When an actor has built a career on playing hapless, slightly immature characters while paying homage to science fiction and comic books, it might pay to remember he specialises in comedy and doesn’t want his work to be taken entirely seriously.

In an interview published on 19 May,Simon Pegg – star of Spaced, about a sci-fi obsessed comic book writer, and Paul, about two comic book geeks meeting an alien, and the co-writer of the next Star Trek science fiction extravaganza – has admitted to worries about society being infantilised by an obsession with comic books and science fiction.

The 45-year-old actor and writer told this week’s Radio Times – while sipping from his Star Wars mug – that he now had reservations about becoming the “poster-child” for the “geekdom generation”.

“Obviously,” he said, “I’m very much a self-confessed fan of science-fiction and genre cinema. But part of me looks at society as it is now and thinks we’ve been infantilised by our own taste. We’re essentially all consuming very childish things – comic books, superheroes… Adults are watching this stuff, and taking it seriously!

“It is a kind of dumbing down because it’s taking our focus away from real-world issues. Films used to be about challenging, emotional journeys. Now we’re really not thinking about anything, other than the fact that the Hulk just had a fight with a robot.”

In worrying about the infantilisation of modern culture, Pegg appears to be in excellent company. Alan Moore, writer of the Watchmen series, last year suggested that the current adult interest in comic book superheroes was “culturally catastrophic” and that“this embracing of what were unambiguously children’s characters at their inception seems to indicate a retreat from the admittedly overwhelming complexities of modern existence”. Pegg’s comments, however, are likely to be considered every bit as eyebrow-raising as Moore’s.

As suggested by the title of his autobiography Nerd do Well , much of Pegg’s success has been based on playing characters with geeky obsessions who haven’t quite grown up.

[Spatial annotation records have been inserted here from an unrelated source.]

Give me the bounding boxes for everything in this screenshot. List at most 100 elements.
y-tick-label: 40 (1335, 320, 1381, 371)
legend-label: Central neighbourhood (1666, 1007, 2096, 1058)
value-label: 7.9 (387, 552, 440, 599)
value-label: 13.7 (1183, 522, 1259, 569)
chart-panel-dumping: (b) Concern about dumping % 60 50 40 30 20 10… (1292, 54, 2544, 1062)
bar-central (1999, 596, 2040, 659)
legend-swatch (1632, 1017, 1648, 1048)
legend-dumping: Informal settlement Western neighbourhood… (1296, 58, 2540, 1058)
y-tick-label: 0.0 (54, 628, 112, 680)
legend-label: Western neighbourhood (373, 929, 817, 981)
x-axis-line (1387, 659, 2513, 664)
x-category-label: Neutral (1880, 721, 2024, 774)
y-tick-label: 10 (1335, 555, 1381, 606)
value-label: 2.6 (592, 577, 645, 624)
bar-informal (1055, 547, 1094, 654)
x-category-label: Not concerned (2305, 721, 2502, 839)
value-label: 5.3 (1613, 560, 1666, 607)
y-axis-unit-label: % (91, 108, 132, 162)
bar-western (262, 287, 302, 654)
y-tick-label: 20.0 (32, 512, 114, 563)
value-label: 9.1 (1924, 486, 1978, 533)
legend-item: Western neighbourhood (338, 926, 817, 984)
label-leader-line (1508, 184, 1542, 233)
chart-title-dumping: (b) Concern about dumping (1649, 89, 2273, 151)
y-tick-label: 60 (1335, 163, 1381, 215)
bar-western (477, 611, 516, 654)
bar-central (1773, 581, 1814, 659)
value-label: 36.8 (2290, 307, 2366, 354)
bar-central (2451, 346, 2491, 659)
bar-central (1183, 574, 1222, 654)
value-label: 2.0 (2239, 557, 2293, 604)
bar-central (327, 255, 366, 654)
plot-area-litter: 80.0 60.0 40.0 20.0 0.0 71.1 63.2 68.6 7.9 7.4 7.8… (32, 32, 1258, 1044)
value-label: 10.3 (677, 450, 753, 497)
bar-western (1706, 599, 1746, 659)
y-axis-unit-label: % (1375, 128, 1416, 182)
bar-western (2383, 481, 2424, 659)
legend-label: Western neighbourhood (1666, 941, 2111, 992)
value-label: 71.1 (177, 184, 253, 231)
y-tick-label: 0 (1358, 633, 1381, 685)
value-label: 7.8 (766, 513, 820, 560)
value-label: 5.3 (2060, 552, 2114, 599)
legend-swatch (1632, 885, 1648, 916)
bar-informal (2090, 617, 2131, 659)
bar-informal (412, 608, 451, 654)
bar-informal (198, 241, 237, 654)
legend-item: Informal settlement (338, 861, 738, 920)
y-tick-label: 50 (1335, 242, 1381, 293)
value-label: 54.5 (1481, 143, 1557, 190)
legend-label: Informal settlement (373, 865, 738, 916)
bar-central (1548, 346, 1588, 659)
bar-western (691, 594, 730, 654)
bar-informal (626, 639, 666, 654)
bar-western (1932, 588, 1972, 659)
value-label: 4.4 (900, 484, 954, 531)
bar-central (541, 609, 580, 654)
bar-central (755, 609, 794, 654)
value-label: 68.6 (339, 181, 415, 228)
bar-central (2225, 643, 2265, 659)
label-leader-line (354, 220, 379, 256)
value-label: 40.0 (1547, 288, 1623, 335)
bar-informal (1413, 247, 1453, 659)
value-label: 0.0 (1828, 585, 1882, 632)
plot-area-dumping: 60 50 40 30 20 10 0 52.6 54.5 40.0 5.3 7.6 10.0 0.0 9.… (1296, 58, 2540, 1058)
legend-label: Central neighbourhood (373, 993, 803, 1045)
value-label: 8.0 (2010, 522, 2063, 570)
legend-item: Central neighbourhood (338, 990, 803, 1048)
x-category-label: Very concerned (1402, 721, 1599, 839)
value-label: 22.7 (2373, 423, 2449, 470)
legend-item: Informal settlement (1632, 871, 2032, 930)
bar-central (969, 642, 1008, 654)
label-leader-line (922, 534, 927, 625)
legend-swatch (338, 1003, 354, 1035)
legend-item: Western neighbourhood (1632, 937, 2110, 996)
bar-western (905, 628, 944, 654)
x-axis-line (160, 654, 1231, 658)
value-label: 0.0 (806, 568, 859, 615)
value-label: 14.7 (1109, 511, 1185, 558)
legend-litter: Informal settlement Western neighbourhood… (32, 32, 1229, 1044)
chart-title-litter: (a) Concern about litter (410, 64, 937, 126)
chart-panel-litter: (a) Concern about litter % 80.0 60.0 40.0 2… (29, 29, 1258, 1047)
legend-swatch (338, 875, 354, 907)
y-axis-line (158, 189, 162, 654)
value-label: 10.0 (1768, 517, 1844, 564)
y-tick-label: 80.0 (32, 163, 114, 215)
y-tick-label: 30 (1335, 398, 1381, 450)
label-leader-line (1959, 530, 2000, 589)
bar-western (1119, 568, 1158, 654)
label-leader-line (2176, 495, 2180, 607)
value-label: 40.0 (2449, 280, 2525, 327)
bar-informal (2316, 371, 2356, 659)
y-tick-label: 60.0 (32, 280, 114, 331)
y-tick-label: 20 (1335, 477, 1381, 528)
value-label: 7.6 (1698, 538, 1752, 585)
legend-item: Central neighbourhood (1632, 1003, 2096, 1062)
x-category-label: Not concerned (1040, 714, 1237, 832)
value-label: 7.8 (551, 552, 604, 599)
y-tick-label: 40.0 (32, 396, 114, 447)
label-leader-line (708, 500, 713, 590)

He first achieved cult fame in 1999 after co-writing the Channel 4 sitcom Spaced, in which he played a science fiction-consuming slacker and aspiring comic book artist. Then came Shaun of the Dead, the hit 2004 “rom-zom-com” in which he played a hapless, slightly immature 30-something fighting off zombies.

Toni Collette and Simon Pegg in ‘Hector and the Search for Happiness’

Other career highlights have included the films How to Lose Friends and Alienate People, in which he plays a hapless, slightly immature 30-something journalist, and Run, Fatboy, Run, in which he played a hapless, slightly immature 30-something boyfriend who runs away from his pregnant fiancée on his wedding day.

For fans worried that Pegg might grow up onscreen, however, there appears to be no immediate need to panic. In August he will star in Absolutely Anything, about a hapless, slightly immature 40-something given the power to do absolutely anything by “some very mad aliens”.